Von Sabine Heimgärtner, Lyon André Gerin fühlt sich sichtlich unwohl in seinem akkuraten Anzug. Steif und zugeknöpft sitzt er in seinem piekfeinen Büro im Rathaus von Venissieux, einer 60000-Einwohner-Stadt vor den Toren von Lyon.

Von Sabine Heimgärtner, Lyon

André Gerin fühlt sich sichtlich unwohl in seinem akkuraten Anzug. Steif und zugeknöpft sitzt er in seinem piekfeinen Büro im Rathaus von Venissieux, einer 60000-Einwohner-Stadt vor den Toren von Lyon. Seit 17 Jahren ist der Kommunist dort Bürgermeister, hat preiswerte Plattenbauten hochziehen lassen, für Parks und Blumenrabatten gesorgt und bedeutende Unternehmen der Chemie- und Metallindustrie angelockt. Dafür wurden er und seine Partei bei den Kommunalwahlen kräftig belohnt. Zu „Bestzeiten“ registrierten die Kommunisten Traumergebnisse von fast 50 Prozent. Seit einer Woche liegt ein Makel über der Stadt. Der ultrarechte Chef der Partei Front National (FN) machte bei der ersten Runde der Präsidentschaftswahlen das Rennen, mit 22 Prozent der Stimmen. Gerins Kommunisten blieben mit neun Prozent weit abgeschlagen. Gerade erst hat Gerin eine große Kampagne zur Anwerbung neuer Investoren gestartet.

Aus dem erhofften Ansiedlungsboom wird wohl erst einmal nichts. Schon vor dem sensationellen Abschneiden Le Pens war Venissieux mit einem rund 60-prozentigen Anteil nordafrikanischer Einwandererfamilien, viel Kleinkriminalität und hoher Arbeitslosigkeit abgestempelt, jetzt erst recht.

Absehbarer Rechtsruck

Gerin will den Schock noch nicht wirklich wahrhaben, seine Antworten auf Journalistenfragen sind kurz. Können die Kommunisten das Vertrauen der Einwohner von Venissieux wieder gewinnen? „Ja“. War der Rechtsruck in der Bevölkerung absehbar? „Ja“.

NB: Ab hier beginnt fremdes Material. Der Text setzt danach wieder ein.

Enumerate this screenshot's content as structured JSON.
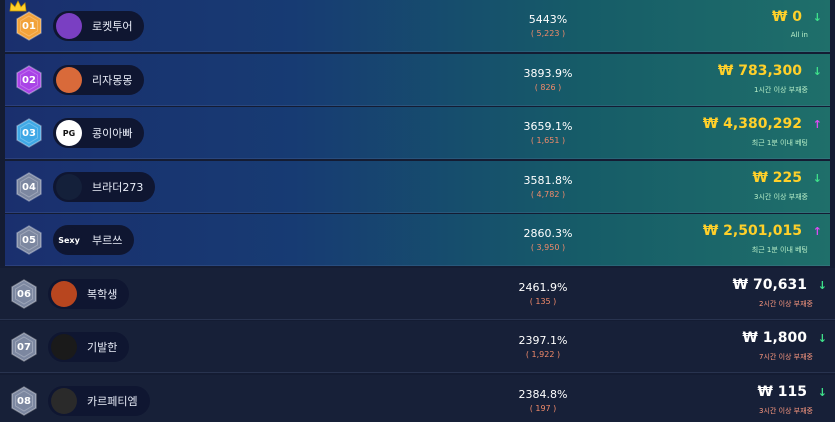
{
  "rows": [
    {
      "rank": "01",
      "name": "로켓투어",
      "percent": "5443%",
      "count": "( 5,223 )",
      "amount": "₩ 0",
      "status": "All in",
      "trend": "down",
      "hex_color": "#f2a23a",
      "avatar_text": "",
      "avatar_bg": "#7a3fc2",
      "highlight": true,
      "crown": true
    },
    {
      "rank": "02",
      "name": "리자몽몽",
      "percent": "3893.9%",
      "count": "( 826 )",
      "amount": "₩ 783,300",
      "status": "1시간 이상 부재중",
      "trend": "down",
      "hex_color": "#a943e6",
      "avatar_text": "",
      "avatar_bg": "#d96a3a",
      "highlight": true,
      "crown": false
    },
    {
      "rank": "03",
      "name": "콩이아빠",
      "percent": "3659.1%",
      "count": "( 1,651 )",
      "amount": "₩ 4,380,292",
      "status": "최근 1분 이내 베팅",
      "trend": "up",
      "hex_color": "#3fa8e6",
      "avatar_text": "PG",
      "avatar_bg": "#ffffff",
      "highlight": true,
      "crown": false
    },
    {
      "rank": "04",
      "name": "브라더273",
      "percent": "3581.8%",
      "count": "( 4,782 )",
      "amount": "₩ 225",
      "status": "3시간 이상 부재중",
      "trend": "down",
      "hex_color": "#7c87a0",
      "avatar_text": "",
      "avatar_bg": "#14203a",
      "highlight": true,
      "crown": false
    },
    {
      "rank": "05",
      "name": "부르쓰",
      "percent": "2860.3%",
      "count": "( 3,950 )",
      "amount": "₩ 2,501,015",
      "status": "최근 1분 이내 베팅",
      "trend": "up",
      "hex_color": "#7c87a0",
      "avatar_text": "Sexy",
      "avatar_bg": "#0f1631",
      "highlight": true,
      "crown": false
    },
    {
      "rank": "06",
      "name": "복학생",
      "percent": "2461.9%",
      "count": "( 135 )",
      "amount": "₩ 70,631",
      "status": "2시간 이상 부재중",
      "trend": "down",
      "hex_color": "#7c87a0",
      "avatar_text": "",
      "avatar_bg": "#b8461f",
      "highlight": false,
      "crown": false
    },
    {
      "rank": "07",
      "name": "기발한",
      "percent": "2397.1%",
      "count": "( 1,922 )",
      "amount": "₩ 1,800",
      "status": "7시간 이상 부재중",
      "trend": "down",
      "hex_color": "#7c87a0",
      "avatar_text": "",
      "avatar_bg": "#1a1a1a",
      "highlight": false,
      "crown": false
    },
    {
      "rank": "08",
      "name": "카르페티엠",
      "percent": "2384.8%",
      "count": "( 197 )",
      "amount": "₩ 115",
      "status": "3시간 이상 부재중",
      "trend": "down",
      "hex_color": "#7c87a0",
      "avatar_text": "",
      "avatar_bg": "#2a2a2a",
      "highlight": false,
      "crown": false
    }
  ],
  "icons": {
    "trend_down": "↓",
    "trend_up": "↑"
  }
}
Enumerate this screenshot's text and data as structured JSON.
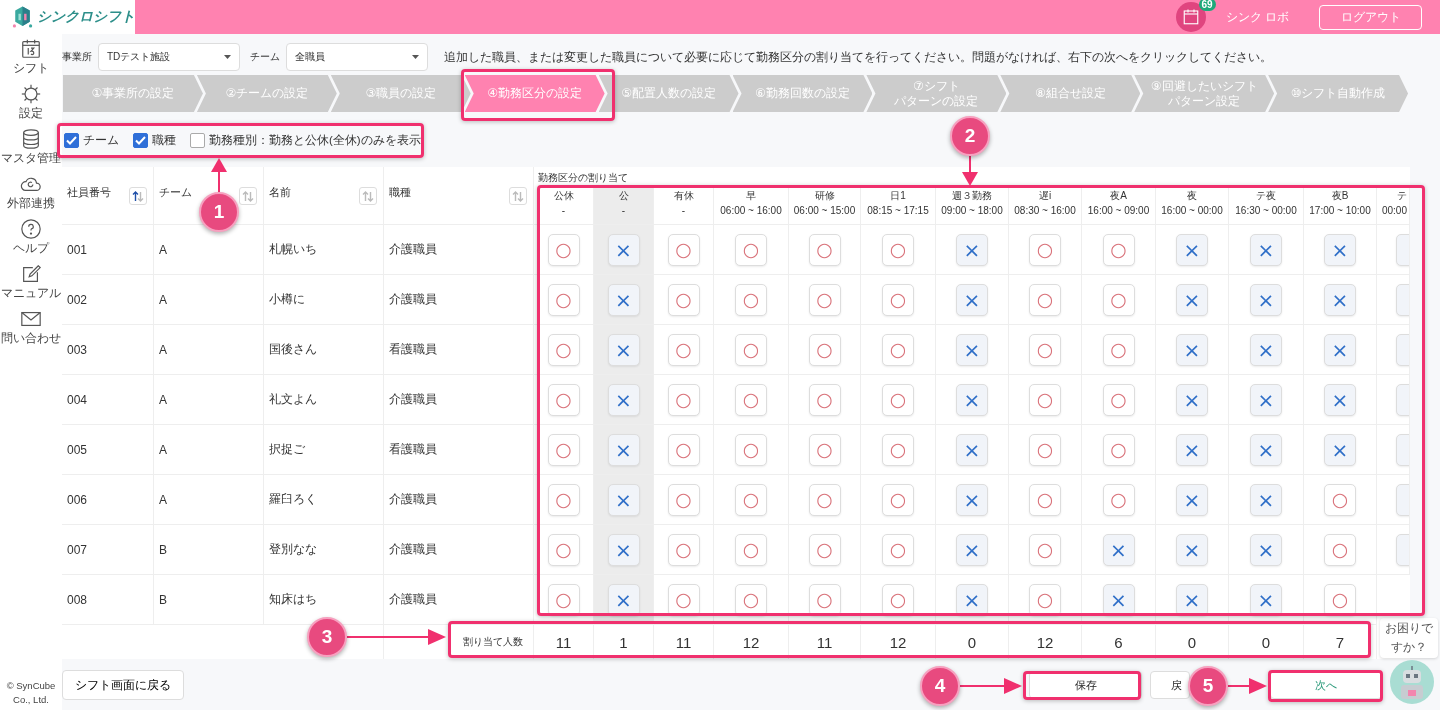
{
  "header": {
    "app_name": "シンクロシフト",
    "notification_count": "69",
    "user_name": "シンク ロボ",
    "logout_label": "ログアウト"
  },
  "sidebar": {
    "items": [
      {
        "label": "シフト",
        "kind": "calendar"
      },
      {
        "label": "設定",
        "kind": "gear"
      },
      {
        "label": "マスタ管理",
        "kind": "database"
      },
      {
        "label": "外部連携",
        "kind": "cloud"
      },
      {
        "label": "ヘルプ",
        "kind": "help"
      },
      {
        "label": "マニュアル",
        "kind": "edit"
      },
      {
        "label": "問い合わせ",
        "kind": "mail"
      }
    ],
    "copyright": [
      "© SynCube",
      "Co., Ltd."
    ]
  },
  "filters": {
    "office_label": "事業所",
    "office_value": "TDテスト施設",
    "team_label": "チーム",
    "team_value": "全職員",
    "instruction": "追加した職員、または変更した職員について必要に応じて勤務区分の割り当てを行ってください。問題がなければ、右下の次へをクリックしてください。"
  },
  "steps": [
    {
      "lines": [
        "①事業所の設定"
      ],
      "selected": false
    },
    {
      "lines": [
        "②チームの設定"
      ],
      "selected": false
    },
    {
      "lines": [
        "③職員の設定"
      ],
      "selected": false
    },
    {
      "lines": [
        "④勤務区分の設定"
      ],
      "selected": true
    },
    {
      "lines": [
        "⑤配置人数の設定"
      ],
      "selected": false
    },
    {
      "lines": [
        "⑥勤務回数の設定"
      ],
      "selected": false
    },
    {
      "lines": [
        "⑦シフト",
        "パターンの設定"
      ],
      "selected": false
    },
    {
      "lines": [
        "⑧組合せ設定"
      ],
      "selected": false
    },
    {
      "lines": [
        "⑨回避したいシフト",
        "パターン設定"
      ],
      "selected": false
    },
    {
      "lines": [
        "⑩シフト自動作成"
      ],
      "selected": false
    }
  ],
  "display_options": [
    {
      "label": "チーム",
      "checked": true
    },
    {
      "label": "職種",
      "checked": true
    },
    {
      "label": "勤務種別：勤務と公休(全休)のみを表示",
      "checked": false
    }
  ],
  "table": {
    "columns": [
      {
        "label": "社員番号",
        "sorted": true
      },
      {
        "label": "チーム",
        "sorted": false
      },
      {
        "label": "名前",
        "sorted": false
      },
      {
        "label": "職種",
        "sorted": false
      }
    ],
    "assignment_title": "勤務区分の割り当て",
    "shift_columns": [
      {
        "label": "公休",
        "time": "-",
        "highlighted": false
      },
      {
        "label": "公",
        "time": "-",
        "highlighted": true
      },
      {
        "label": "有休",
        "time": "-",
        "highlighted": false
      },
      {
        "label": "早",
        "time": "06:00 ~ 16:00",
        "highlighted": false
      },
      {
        "label": "研修",
        "time": "06:00 ~ 15:00",
        "highlighted": false
      },
      {
        "label": "日1",
        "time": "08:15 ~ 17:15",
        "highlighted": false
      },
      {
        "label": "週３勤務",
        "time": "09:00 ~ 18:00",
        "highlighted": false
      },
      {
        "label": "遅i",
        "time": "08:30 ~ 16:00",
        "highlighted": false
      },
      {
        "label": "夜A",
        "time": "16:00 ~ 09:00",
        "highlighted": false
      },
      {
        "label": "夜",
        "time": "16:00 ~ 00:00",
        "highlighted": false
      },
      {
        "label": "テ夜",
        "time": "16:30 ~ 00:00",
        "highlighted": false
      },
      {
        "label": "夜B",
        "time": "17:00 ~ 10:00",
        "highlighted": false
      },
      {
        "label": "テ",
        "time": "00:00",
        "highlighted": false
      }
    ],
    "rows": [
      {
        "id": "001",
        "team": "A",
        "name": "札幌いち",
        "job": "介護職員",
        "cells": [
          {
            "mark": "○",
            "allowed": true
          },
          {
            "mark": "×",
            "allowed": false
          },
          {
            "mark": "○",
            "allowed": true
          },
          {
            "mark": "○",
            "allowed": true
          },
          {
            "mark": "○",
            "allowed": true
          },
          {
            "mark": "○",
            "allowed": true
          },
          {
            "mark": "×",
            "allowed": false
          },
          {
            "mark": "○",
            "allowed": true
          },
          {
            "mark": "○",
            "allowed": true
          },
          {
            "mark": "×",
            "allowed": false
          },
          {
            "mark": "×",
            "allowed": false
          },
          {
            "mark": "×",
            "allowed": false
          },
          {
            "allowed": false
          }
        ]
      },
      {
        "id": "002",
        "team": "A",
        "name": "小樽に",
        "job": "介護職員",
        "cells": [
          {
            "mark": "○",
            "allowed": true
          },
          {
            "mark": "×",
            "allowed": false
          },
          {
            "mark": "○",
            "allowed": true
          },
          {
            "mark": "○",
            "allowed": true
          },
          {
            "mark": "○",
            "allowed": true
          },
          {
            "mark": "○",
            "allowed": true
          },
          {
            "mark": "×",
            "allowed": false
          },
          {
            "mark": "○",
            "allowed": true
          },
          {
            "mark": "○",
            "allowed": true
          },
          {
            "mark": "×",
            "allowed": false
          },
          {
            "mark": "×",
            "allowed": false
          },
          {
            "mark": "×",
            "allowed": false
          },
          {
            "allowed": false
          }
        ]
      },
      {
        "id": "003",
        "team": "A",
        "name": "国後さん",
        "job": "看護職員",
        "cells": [
          {
            "mark": "○",
            "allowed": true
          },
          {
            "mark": "×",
            "allowed": false
          },
          {
            "mark": "○",
            "allowed": true
          },
          {
            "mark": "○",
            "allowed": true
          },
          {
            "mark": "○",
            "allowed": true
          },
          {
            "mark": "○",
            "allowed": true
          },
          {
            "mark": "×",
            "allowed": false
          },
          {
            "mark": "○",
            "allowed": true
          },
          {
            "mark": "○",
            "allowed": true
          },
          {
            "mark": "×",
            "allowed": false
          },
          {
            "mark": "×",
            "allowed": false
          },
          {
            "mark": "×",
            "allowed": false
          },
          {
            "allowed": false
          }
        ]
      },
      {
        "id": "004",
        "team": "A",
        "name": "礼文よん",
        "job": "介護職員",
        "cells": [
          {
            "mark": "○",
            "allowed": true
          },
          {
            "mark": "×",
            "allowed": false
          },
          {
            "mark": "○",
            "allowed": true
          },
          {
            "mark": "○",
            "allowed": true
          },
          {
            "mark": "○",
            "allowed": true
          },
          {
            "mark": "○",
            "allowed": true
          },
          {
            "mark": "×",
            "allowed": false
          },
          {
            "mark": "○",
            "allowed": true
          },
          {
            "mark": "○",
            "allowed": true
          },
          {
            "mark": "×",
            "allowed": false
          },
          {
            "mark": "×",
            "allowed": false
          },
          {
            "mark": "×",
            "allowed": false
          },
          {
            "allowed": false
          }
        ]
      },
      {
        "id": "005",
        "team": "A",
        "name": "択捉ご",
        "job": "看護職員",
        "cells": [
          {
            "mark": "○",
            "allowed": true
          },
          {
            "mark": "×",
            "allowed": false
          },
          {
            "mark": "○",
            "allowed": true
          },
          {
            "mark": "○",
            "allowed": true
          },
          {
            "mark": "○",
            "allowed": true
          },
          {
            "mark": "○",
            "allowed": true
          },
          {
            "mark": "×",
            "allowed": false
          },
          {
            "mark": "○",
            "allowed": true
          },
          {
            "mark": "○",
            "allowed": true
          },
          {
            "mark": "×",
            "allowed": false
          },
          {
            "mark": "×",
            "allowed": false
          },
          {
            "mark": "×",
            "allowed": false
          },
          {
            "allowed": false
          }
        ]
      },
      {
        "id": "006",
        "team": "A",
        "name": "羅臼ろく",
        "job": "介護職員",
        "cells": [
          {
            "mark": "○",
            "allowed": true
          },
          {
            "mark": "×",
            "allowed": false
          },
          {
            "mark": "○",
            "allowed": true
          },
          {
            "mark": "○",
            "allowed": true
          },
          {
            "mark": "○",
            "allowed": true
          },
          {
            "mark": "○",
            "allowed": true
          },
          {
            "mark": "×",
            "allowed": false
          },
          {
            "mark": "○",
            "allowed": true
          },
          {
            "mark": "○",
            "allowed": true
          },
          {
            "mark": "×",
            "allowed": false
          },
          {
            "mark": "×",
            "allowed": false
          },
          {
            "mark": "○",
            "allowed": true
          },
          {
            "allowed": false
          }
        ]
      },
      {
        "id": "007",
        "team": "B",
        "name": "登別なな",
        "job": "介護職員",
        "cells": [
          {
            "mark": "○",
            "allowed": true
          },
          {
            "mark": "×",
            "allowed": false
          },
          {
            "mark": "○",
            "allowed": true
          },
          {
            "mark": "○",
            "allowed": true
          },
          {
            "mark": "○",
            "allowed": true
          },
          {
            "mark": "○",
            "allowed": true
          },
          {
            "mark": "×",
            "allowed": false
          },
          {
            "mark": "○",
            "allowed": true
          },
          {
            "mark": "×",
            "allowed": false
          },
          {
            "mark": "×",
            "allowed": false
          },
          {
            "mark": "×",
            "allowed": false
          },
          {
            "mark": "○",
            "allowed": true
          },
          {
            "allowed": false
          }
        ]
      },
      {
        "id": "008",
        "team": "B",
        "name": "知床はち",
        "job": "介護職員",
        "cells": [
          {
            "mark": "○",
            "allowed": true
          },
          {
            "mark": "×",
            "allowed": false
          },
          {
            "mark": "○",
            "allowed": true
          },
          {
            "mark": "○",
            "allowed": true
          },
          {
            "mark": "○",
            "allowed": true
          },
          {
            "mark": "○",
            "allowed": true
          },
          {
            "mark": "×",
            "allowed": false
          },
          {
            "mark": "○",
            "allowed": true
          },
          {
            "mark": "×",
            "allowed": false
          },
          {
            "mark": "×",
            "allowed": false
          },
          {
            "mark": "×",
            "allowed": false
          },
          {
            "mark": "○",
            "allowed": true
          }
        ]
      }
    ],
    "count_label": "割り当て人数",
    "counts": [
      "11",
      "1",
      "11",
      "12",
      "11",
      "12",
      "0",
      "12",
      "6",
      "0",
      "0",
      "7"
    ]
  },
  "footer": {
    "back_label": "シフト画面に戻る",
    "save_label": "保存",
    "return_label": "戻",
    "next_label": "次へ"
  },
  "help_bubble": [
    "お困りで",
    "すか？"
  ],
  "annotations": [
    {
      "number": "1"
    },
    {
      "number": "2"
    },
    {
      "number": "3"
    },
    {
      "number": "4"
    },
    {
      "number": "5"
    }
  ]
}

Tatsächlich hatte sich das rechtsextreme Votum schon lange schleichend angekündigt. Bei mehreren Bürgerbefragungen stellten die Kommunalpolitiker seit Mitte der 90er Jahre fest, dass Nachbarschafts- und Ausländerhass, Existenzangst und Perspektivlosigkeit um sich greifen. Viele Menschen sprechen sogar von „Bürgerkrieg“.

Banden gegen Polizei

„Die Polizei ist völlig machtlos. Die kommen gar nicht mehr, weil sie im Ernstfall von einer Bande von 20, 30 maghrebinischen Jugendlichen empfangen werden, die ihnen mit Steinen die Windschutzscheibe einschlagen“ - wütende, verzweifelte Äußerungen von Franzosen, mit denen man hunderte von Seiten füllen könnte. Nichts geht mehr in Venissieux, schon gar nicht im Stadtteil Minguettes, dem Problemviertel der kleinen Stadt. Dort liegt die Arbeitslosigkeit bei 35 Prozent, weit über 2000 Familien leben unter der Armutsgrenze. 49 Prozent der Wahlberechtigten sind beim ersten Wahlgang erst gar nicht an die Urnen gegangen. Und die anderen? Viele haben Le Pen gewählt.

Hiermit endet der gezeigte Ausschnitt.